Technical Monitoring and Trigger Logic

The generation of this fault code follows a strict real-time dynamic monitoring mechanism, ensuring alarms are activated only under specific electrical conditions, specifically logic is as follows:

  • Monitoring Target: The system monitors the output current, voltage drop, and load impedance of the brake lamp driving loop in real-time. The control unit determines if abnormal losses exist in physical connections by calculating the difference between driving commands and actual feedback signals.
  • Trigger Condition: This fault determination is executed only when the vehicle is in a drive motor or brake pedal operation state (i.e., vehicle is moving and braking function is enabled). Signal fluctuations during static parking are usually not triggered conditions.
  • Judgment Logic: When the monitored load current exceeds the safety threshold limit, or output voltage drops to an abnormal range instantly upon load access, the system determines it as an overload event.
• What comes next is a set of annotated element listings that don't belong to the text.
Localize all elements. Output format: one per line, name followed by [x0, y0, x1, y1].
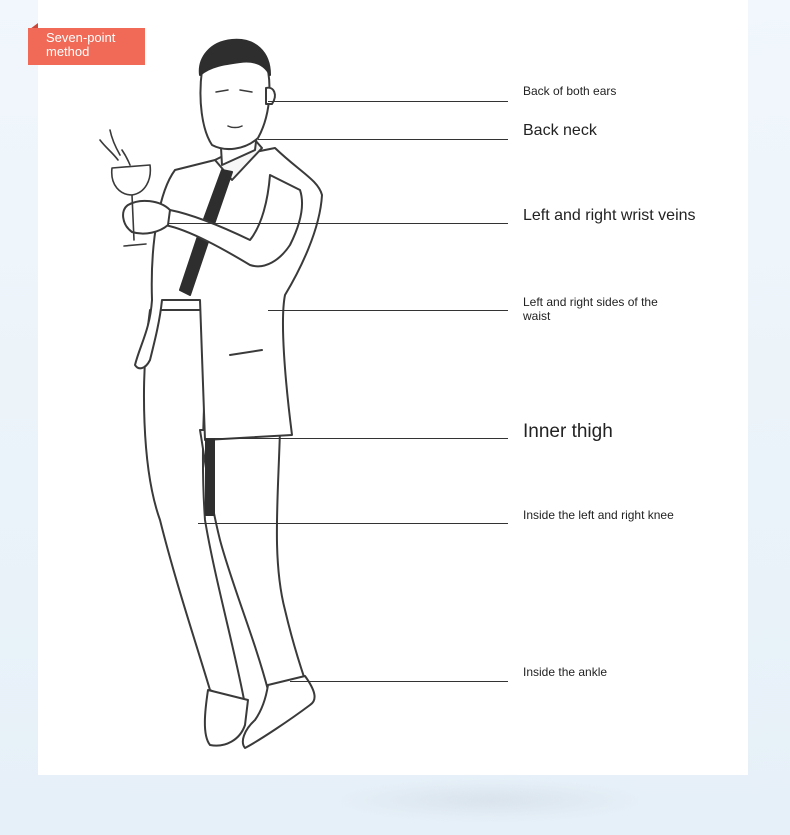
left-shoe — [205, 690, 248, 746]
label-back-of-ears: Back of both ears — [523, 84, 617, 98]
label-back-neck: Back neck — [523, 122, 597, 139]
label-inside-ankle: Inside the ankle — [523, 665, 608, 679]
splash — [100, 130, 130, 165]
label-wrist-veins: Left and right wrist veins — [523, 207, 696, 224]
method-badge-text: Seven-point method — [46, 30, 116, 59]
label-inside-knee: Inside the left and right knee — [523, 508, 674, 522]
hand — [123, 201, 170, 234]
leader-line-ankle — [290, 681, 508, 682]
label-waist-sides: Left and right sides of the waist — [523, 295, 658, 323]
leader-line-wrist — [168, 223, 508, 224]
label-inner-thigh: Inner thigh — [523, 421, 613, 442]
leader-line-ears — [268, 101, 508, 102]
leader-line-thigh — [205, 438, 508, 439]
leader-line-waist — [268, 310, 508, 311]
leader-line-neck — [258, 139, 508, 140]
tie-drop — [206, 440, 214, 515]
leader-line-knee — [198, 523, 508, 524]
wine-glass — [112, 165, 151, 195]
right-shoe — [243, 676, 315, 748]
If this state persists beyond a predefined duration (Time-Based Threshold) and is not reset via self-diagnosis, the system records DTC B1CE519 fault code to prevent further driving output.
Meaning: -
Common causes:

Cause Analysis According to the potential cause list and system architecture characteristics, technical levels summarize potential triggers into three physical dimensions:

  • Hardware Components (Load Side): Primarily refers to electrical shorts in the brake lamp itself, internal driving element breakdown, or line insulation failure. For example, a surge in current due to LED chip damage or abnormal leakage caused by corrosion at the bulb socket contact surface.
  • Lines and Connectors (Connection Path): Covers the integrity of the wiring harness between the domain controller output port and the rear tail light group. Common scenarios include broken wire insulation grounding, terminals oxidizing causing excessive contact resistance, or plug-and-play connectors not latching correctly,
Basic diagnosis:

diagnosis, the system records DTC B1CE519 fault code to prevent further driving output.